Ich brauche die anderen Gaben nicht
Das dritte Missverständnis finden wir in Vers 21: „Das Auge kann nicht sagen zu der Hand: Ich brauche dich nicht; oder auch das Haupt zu den Füßen: Ich brauche euch nicht.“ Das Problem, das Paulus hier anspricht, ist: Ich bin mir selbst genug. Ich brauche meine Geschwister eigentlich nicht. Stichwort: Einzelchristentum. Auch das ist letztlich eine Haltung des Hochmutes. Auch hier antwortet Paulus: „Sind alle Apostel, sind alle Propheten …“ (1Kor 12,29-30)? Nein! Ich bin vieles nicht, ich habe vieles nicht! Ich bin deshalb auf die anderen Geschwister angewiesen – gerade auf die, die in meinen Augen „schwächere Glieder“ sind.
So kommt Paulus zum Schluss dieses Abschnittes in ganz besonderer Weise auf das Verhältnis der Glieder untereinander zu sprechen (V. 22-25) und schlussfolgert: „Dem geringeren Glied gebührt größere Ehre“ (1Kor 12,24). Er redet davon, dass die Glieder, die uns „schwach zu sein scheinen“, besonders „nötig“ sind, die, die „weniger ehrbar zu sein scheinen, umkleiden wir mit besonderer Ehre“ und bei den (scheinbar) „unanständigen“[2] achten wir besonders auf „Wohlanständigkeit“.
Was sind das nun für „Glieder“, von denen Paulus hier spricht? Einer sieht vielleicht den Gebetsdienst mit solchen Augen, frei nach dem Motto: „So ein bisschen beten ist doch nichts Besonderes.“ – Ich übertreibe wieder bewusst. – Aber bei Lichte besehen ist der Gebetsdienst bestenfalls scheinbar ein schwacher Dienst, denn mit dem Schöpfer Himmels und der Erden zu reden, mit dem himmlischen Vater zu sprechen, ist keinesfalls „schwach“ – schwach sind allenfalls unsere menschlichen Worte.
Für einen anderen ist vielleicht der Putzdienst ein „weniger ehrbarer“ Dienst. Aber ist das tatsächlich so? Was würde es uns nützen, wenn wir zwar in unserem Gemeindezentrum viele Veranstaltungen haben, im Dreck aber versinken?

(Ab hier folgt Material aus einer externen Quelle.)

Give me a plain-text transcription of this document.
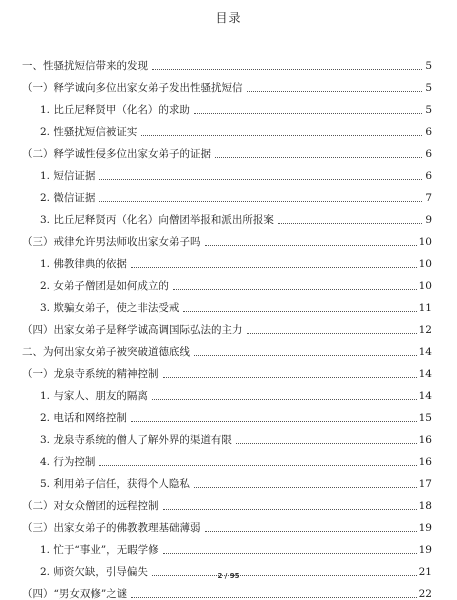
目录
一、性骚扰短信带来的发现	5
（一）释学诚向多位出家女弟子发出性骚扰短信	5
1. 比丘尼释贤甲（化名）的求助	5
2. 性骚扰短信被证实	6
（二）释学诚性侵多位出家女弟子的证据	6
1. 短信证据	6
2. 微信证据	7
3. 比丘尼释贤丙（化名）向僧团举报和派出所报案	9
（三）戒律允许男法师收出家女弟子吗	10
1. 佛教律典的依据	10
2. 女弟子僧团是如何成立的	10
3. 欺骗女弟子，使之非法受戒	11
（四）出家女弟子是释学诚高调国际弘法的主力	12
二、为何出家女弟子被突破道德底线	14
（一）龙泉寺系统的精神控制	14
1. 与家人、朋友的隔离	14
2. 电话和网络控制	15
3. 龙泉寺系统的僧人了解外界的渠道有限	16
4. 行为控制	16
5. 利用弟子信任，获得个人隐私	17
（二）对女众僧团的远程控制	18
（三）出家女弟子的佛教教理基础薄弱	19
1. 忙于“事业”，无暇学修	19
2. 师资欠缺，引导偏失	21
（四）“男女双修”之谜	22
2 / 95
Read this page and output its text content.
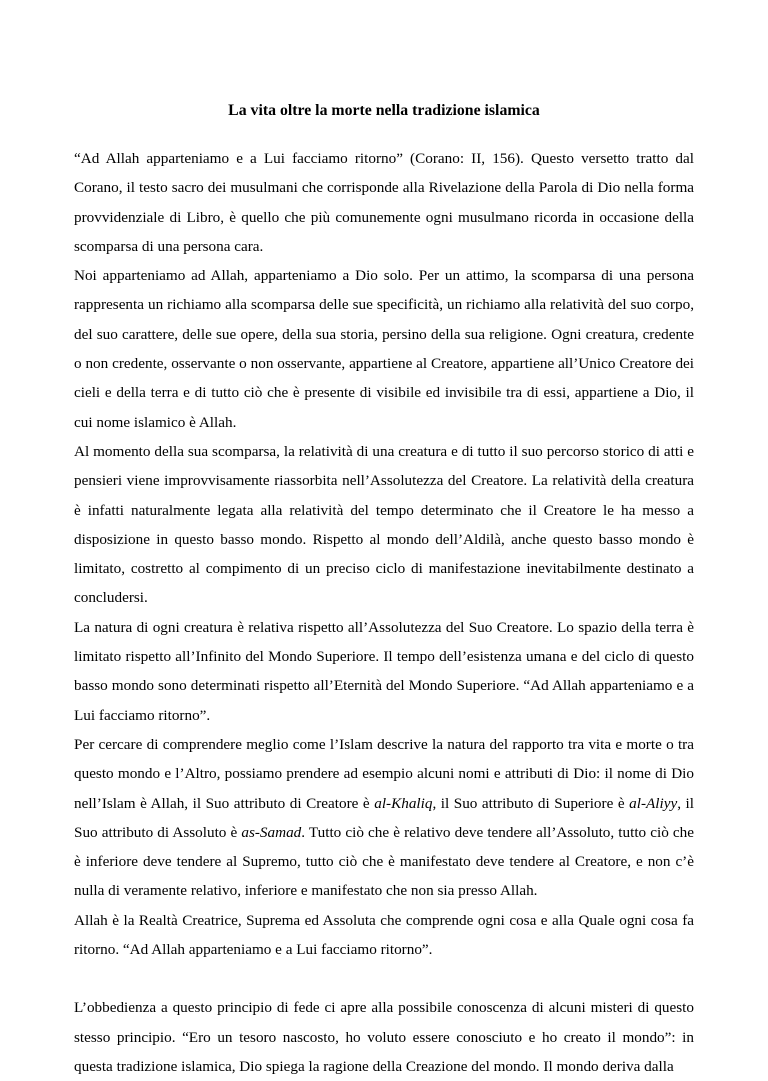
La vita oltre la morte nella tradizione islamica

“Ad Allah apparteniamo e a Lui facciamo ritorno” (Corano: II, 156). Questo versetto tratto dal Corano, il testo sacro dei musulmani che corrisponde alla Rivelazione della Parola di Dio nella forma provvidenziale di Libro, è quello che più comunemente ogni musulmano ricorda in occasione della scomparsa di una persona cara.

Noi apparteniamo ad Allah, apparteniamo a Dio solo. Per un attimo, la scomparsa di una persona rappresenta un richiamo alla scomparsa delle sue specificità, un richiamo alla relatività del suo corpo, del suo carattere, delle sue opere, della sua storia, persino della sua religione. Ogni creatura, credente o non credente, osservante o non osservante, appartiene al Creatore, appartiene all’Unico Creatore dei cieli e della terra e di tutto ciò che è presente di visibile ed invisibile tra di essi, appartiene a Dio, il cui nome islamico è Allah.

Al momento della sua scomparsa, la relatività di una creatura e di tutto il suo percorso storico di atti e pensieri viene improvvisamente riassorbita nell’Assolutezza del Creatore. La relatività della creatura è infatti naturalmente legata alla relatività del tempo determinato che il Creatore le ha messo a disposizione in questo basso mondo. Rispetto al mondo dell’Aldilà, anche questo basso mondo è limitato, costretto al compimento di un preciso ciclo di manifestazione inevitabilmente destinato a concludersi.

La natura di ogni creatura è relativa rispetto all’Assolutezza del Suo Creatore. Lo spazio della terra è limitato rispetto all’Infinito del Mondo Superiore. Il tempo dell’esistenza umana e del ciclo di questo basso mondo sono determinati rispetto all’Eternità del Mondo Superiore. “Ad Allah apparteniamo e a Lui facciamo ritorno”.

Per cercare di comprendere meglio come l’Islam descrive la natura del rapporto tra vita e morte o tra questo mondo e l’Altro, possiamo prendere ad esempio alcuni nomi e attributi di Dio: il nome di Dio nell’Islam è Allah, il Suo attributo di Creatore è al-Khaliq, il Suo attributo di Superiore è al-Aliyy, il Suo attributo di Assoluto è as-Samad. Tutto ciò che è relativo deve tendere all’Assoluto, tutto ciò che è inferiore deve tendere al Supremo, tutto ciò che è manifestato deve tendere al Creatore, e non c’è nulla di veramente relativo, inferiore e manifestato che non sia presso Allah.

Allah è la Realtà Creatrice, Suprema ed Assoluta che comprende ogni cosa e alla Quale ogni cosa fa ritorno. “Ad Allah apparteniamo e a Lui facciamo ritorno”.

L’obbedienza a questo principio di fede ci apre alla possibile conoscenza di alcuni misteri di questo stesso principio. “Ero un tesoro nascosto, ho voluto essere conosciuto e ho creato il mondo”: in questa tradizione islamica, Dio spiega la ragione della Creazione del mondo. Il mondo deriva dalla
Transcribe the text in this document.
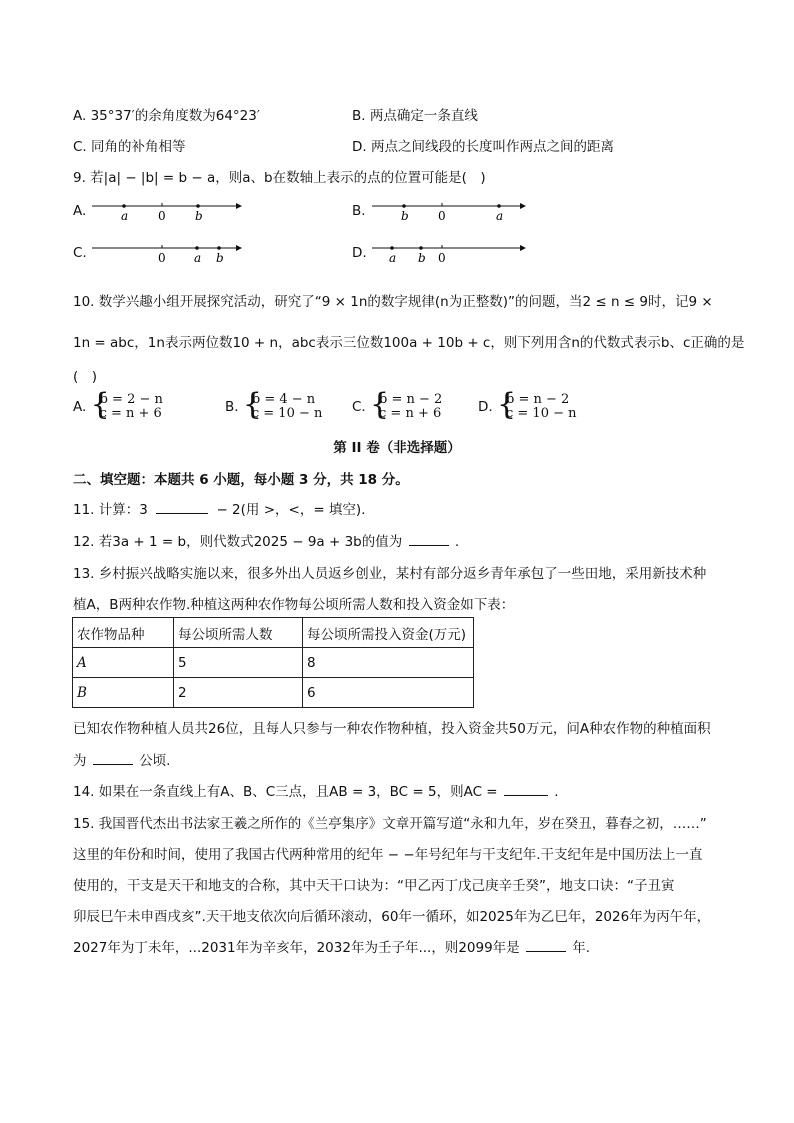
A. 35°37′的余角度数为64°23′	B. 两点确定一条直线
C. 同角的补角相等	D. 两点之间线段的长度叫作两点之间的距离
9. 若|a| − |b| = b − a，则a、b在数轴上表示的点的位置可能是(　)
A.	a 0 b	B.	b 0	a
C.	0 a b	D. a b 0
10. 数学兴趣小组开展探究活动，研究了“9 × 1n的数字规律(n为正整数)”的问题，当2 ≤ n ≤ 9时，记9 ×
1n = abc，1n表示两位数10 + n，abc表示三位数100a + 10b + c，则下列用含n的代数式表示b、c正确的是
(　)
A. {
b = 2 − n
c = n + 6	B. {
b = 4 − n
c = 10 − n C. {
b = n − 2
c = n + 6	D. {
b = n − 2
c = 10 − n
第 II 卷（非选择题）
二、填空题：本题共 6 小题，每小题 3 分，共 18 分。
11. 计算：3	− 2(用 >，<，= 填空).
12. 若3a + 1 = b，则代数式2025 − 9a + 3b的值为	.
13. 乡村振兴战略实施以来，很多外出人员返乡创业，某村有部分返乡青年承包了一些田地，采用新技术种
植A，B两种农作物.种植这两种农作物每公顷所需人数和投入资金如下表：
农作物品种	每公顷所需人数	每公顷所需投入资金(万元)
A	5	8
B	2	6
已知农作物种植人员共26位，且每人只参与一种农作物种植，投入资金共50万元，问A种农作物的种植面积
为	公顷.
14. 如果在一条直线上有A、B、C三点，且AB = 3，BC = 5，则AC =	.
15. 我国晋代杰出书法家王羲之所作的《兰亭集序》文章开篇写道“永和九年，岁在癸丑，暮春之初，……”
这里的年份和时间，使用了我国古代两种常用的纪年 − −年号纪年与干支纪年.干支纪年是中国历法上一直
使用的，干支是天干和地支的合称，其中天干口诀为：“甲乙丙丁戊己庚辛壬癸”，地支口诀：“子丑寅
卯辰巳午未申酉戌亥”.天干地支依次向后循环滚动，60年一循环，如2025年为乙巳年，2026年为丙午年，
2027年为丁未年，...2031年为辛亥年，2032年为壬子年...，则2099年是	年.
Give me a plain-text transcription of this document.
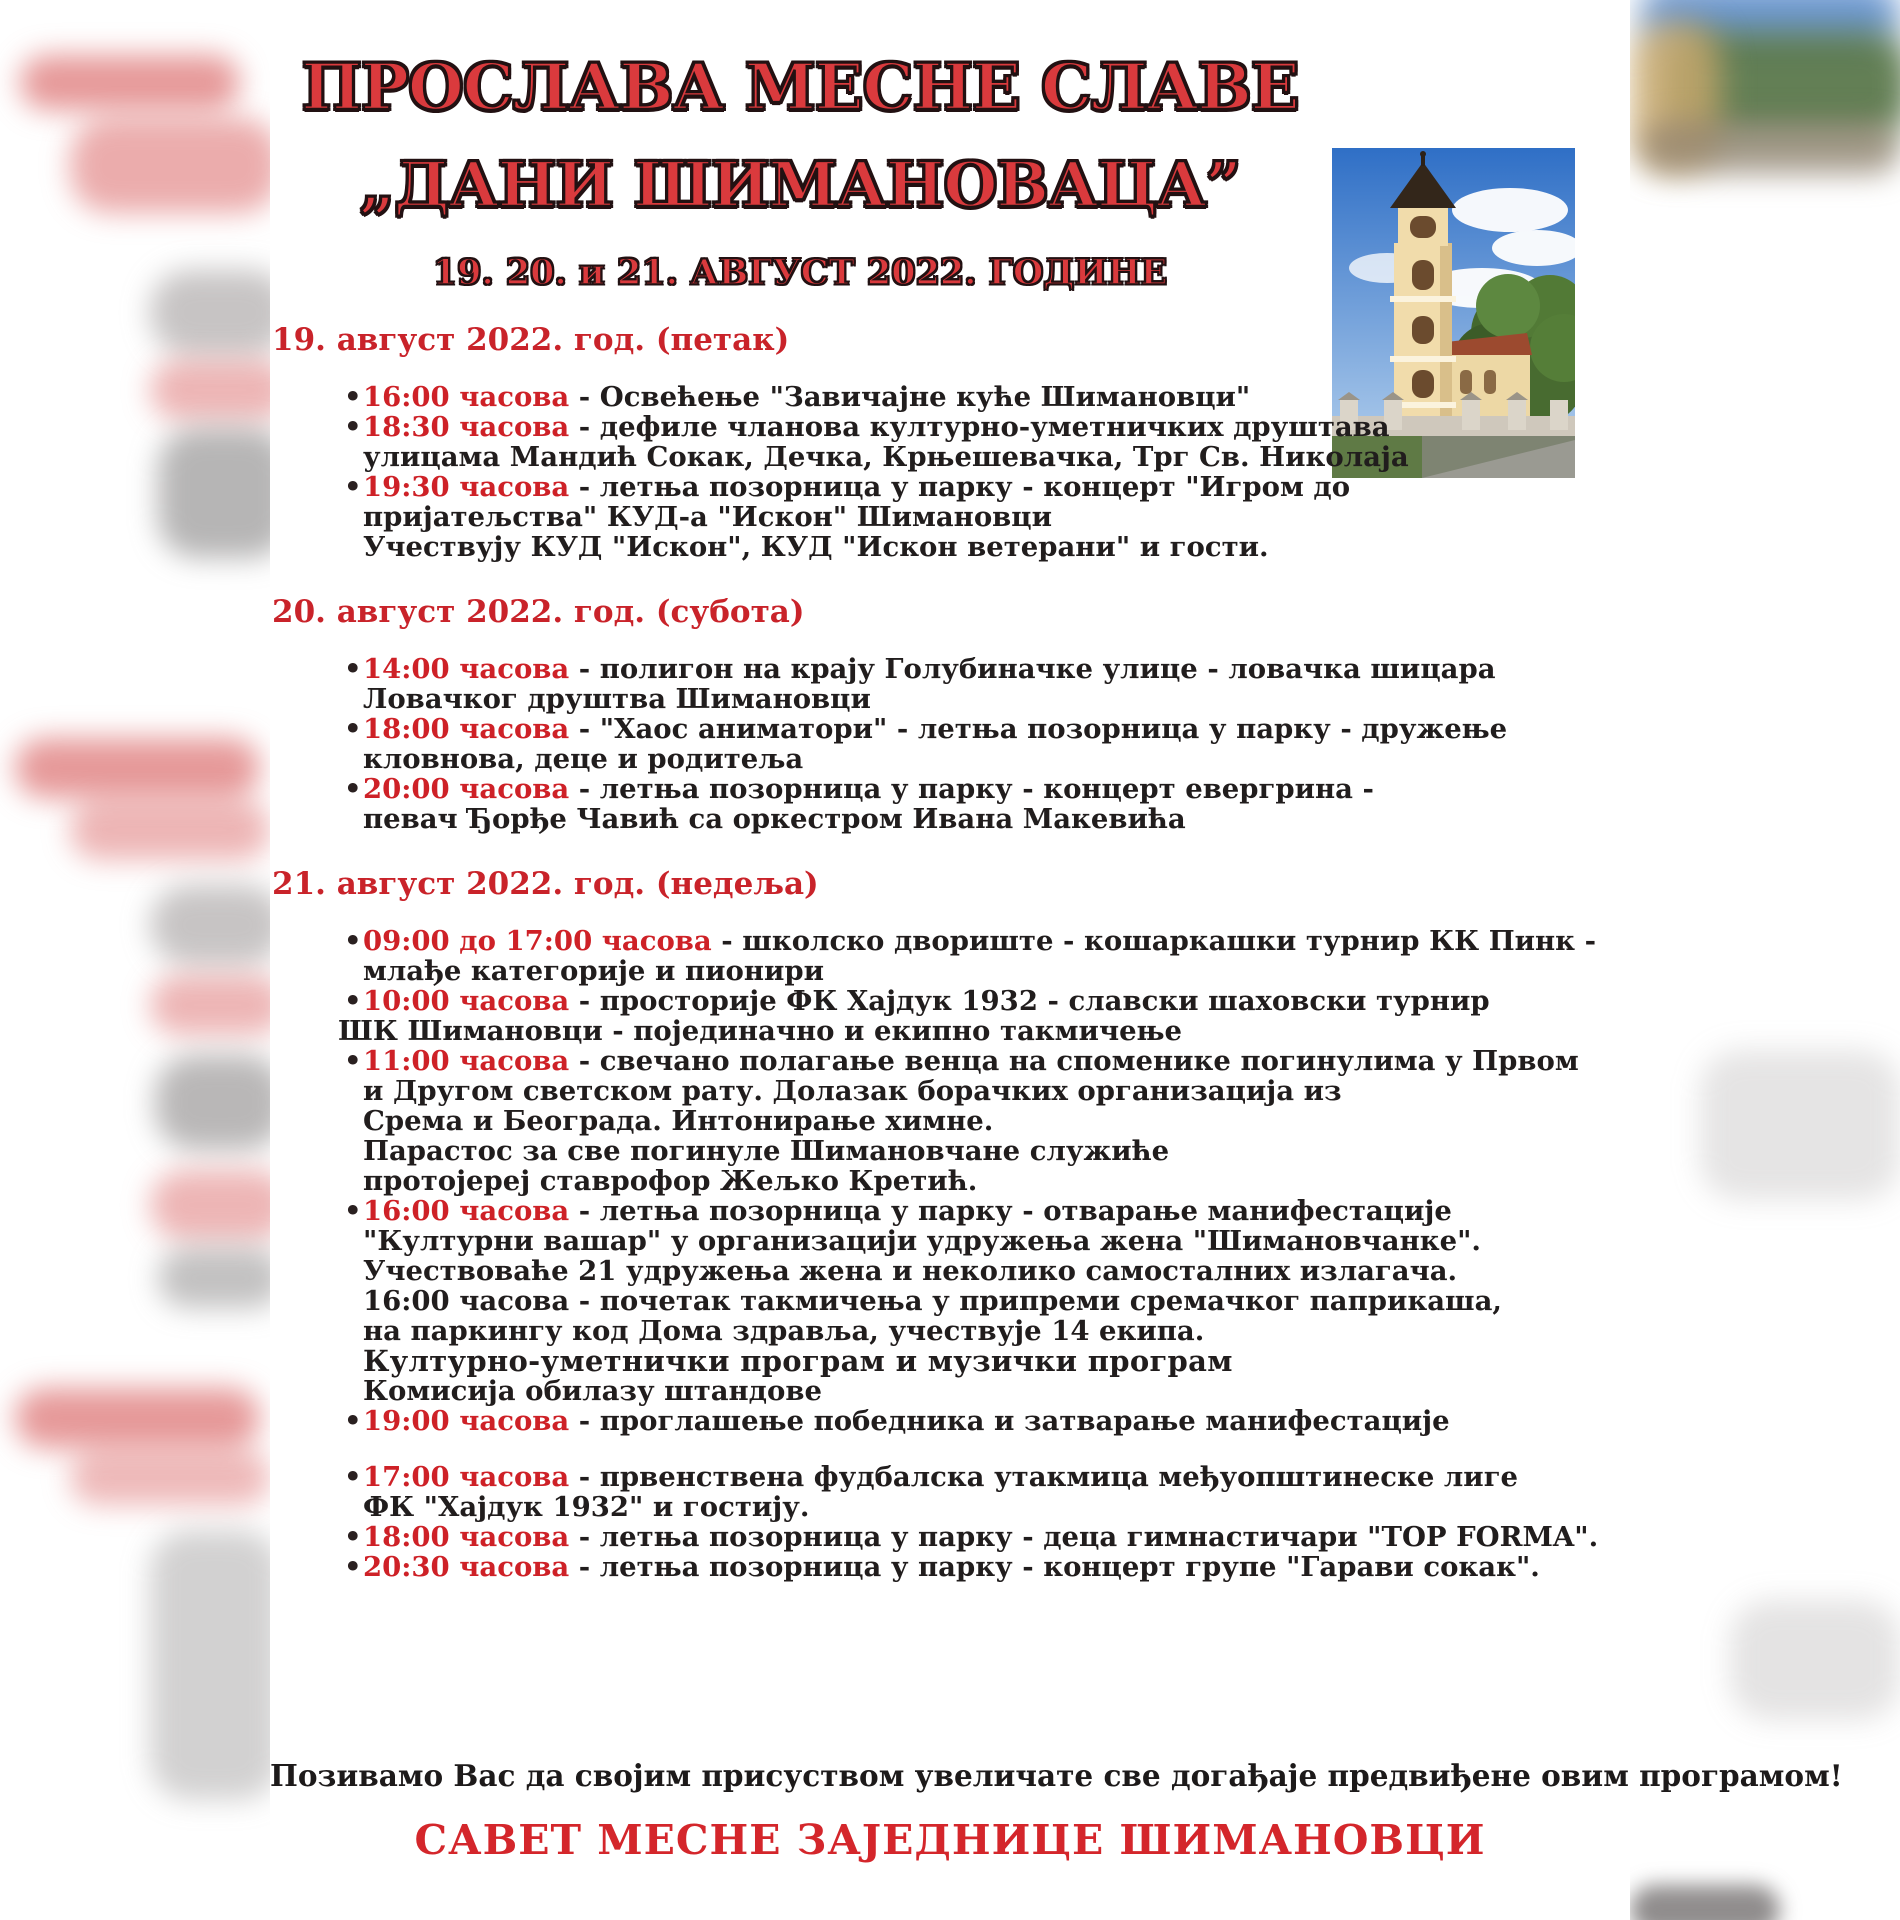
ПРОСЛАВА МЕСНЕ СЛАВЕ
„ДАНИ ШИМАНОВАЦА”
19. 20. и 21. АВГУСТ 2022. ГОДИНЕ
19. август 2022. год. (петак)
• 16:00 часова - Освећење "Завичајне куће Шимановци"
• 18:30 часова - дефиле чланова културно-уметничких друштава
улицама Мандић Сокак, Дечка, Крњешевачка, Трг Св. Николаја
• 19:30 часова - летња позорница у парку - концерт "Игром до
пријатељства" КУД-а "Искон" Шимановци
Учествују КУД "Искон", КУД "Искон ветерани" и гости.
20. август 2022. год. (субота)
• 14:00 часова - полигон на крају Голубиначке улице - ловачка шицара
Ловачког друштва Шимановци
• 18:00 часова - "Хаос аниматори" - летња позорница у парку - дружење
кловнова, деце и родитеља
• 20:00 часова - летња позорница у парку - концерт евергрина -
певач Ђорђе Чавић са оркестром Ивана Макевића
21. август 2022. год. (недеља)
• 09:00 до 17:00 часова - школско двориште - кошаркашки турнир КК Пинк -
млађе категорије и пионири
• 10:00 часова - просторије ФК Хајдук 1932 - славски шаховски турнир
ШК Шимановци - појединачно и екипно такмичење
• 11:00 часова - свечано полагање венца на споменике погинулима у Првом
и Другом светском рату. Долазак борачких организација из
Срема и Београда. Интонирање химне.
Парастос за све погинуле Шимановчане служиће
протојереј ставрофор Жељко Кретић.
• 16:00 часова - летња позорница у парку - отварање манифестације
"Културни вашар" у организацији удружења жена "Шимановчанке".
Учествоваће 21 удружења жена и неколико самосталних излагача.
16:00 часова - почетак такмичења у припреми сремачког паприкаша,
на паркингу код Дома здравља, учествује 14 екипа.
Културно-уметнички програм и музички програм
Комисија обилазу штандове
• 19:00 часова - проглашење победника и затварање манифестације
• 17:00 часова - првенствена фудбалска утакмица међуопштинеске лиге
ФК "Хајдук 1932" и гостију.
• 18:00 часова - летња позорница у парку - деца гимнастичари "TOP FORMA".
• 20:30 часова - летња позорница у парку - концерт групе "Гарави сокак".
Позивамо Вас да својим присуством увеличате све догађаје предвиђене овим програмом!
САВЕТ МЕСНЕ ЗАЈЕДНИЦЕ ШИМАНОВЦИ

So ist gerade auch dieser Dienst besonders „nötig“. In den Augen mancher ist vielleicht Evangelisation auf der Reeperbahn „unanständig“. Aber gerade diese Geschwister brauchen die besondere Rückenstärkung der Gemeinde Jesu. Sie gehen in ganz besonderer Art an die „Hecken und Zäune“ (vgl. Lk 14,23) und tun damit einen Dienst, der wirklich „nötig“ ist.
Wenn wir die Schwachen besonders ehren, tun wir eigentlich nur das, was Gott tut: dem „geringeren Glied größere Ehre geben“ (1Kor 12,24). Dies entspricht völlig dem Prinzip Gottes, der die „Törichten“, die „Schwachen vor der Welt“, die „Geringen“ und „Verachteten“ erwählt (vgl. z.B. 1Kor 1,26-29). Auch das Ziel dieser besonderen Anordnung benennt Paulus ganz klar: Erstens damit „im Leib keine Spaltung sein“ und zweitens damit „die Glieder in gleicher Weise füreinander sorgen“. Das leuchtet auch ein: Wenn sich manche als besonders stark und kräftig sehen und gleichzeitig andere Geschwister nur als schwach ansehen, dann ist Spaltung in der Gemeinde praktisch vorprogrammiert. Aber dazu soll es nicht kommen, vielmehr ist ein gegenseitiges Geben und Nehmen bei gleichzeitiger Achtung des anderen und seines Dienstes der Normzustand für eine Gemeinde.
3. Ein Leib Christi
Gegen Ende des Textes kommt Paulus noch einmal auf das Anfangsthema zu sprechen: Die Gemeinde ist „ein Leib“ – und das hat Konsequenzen!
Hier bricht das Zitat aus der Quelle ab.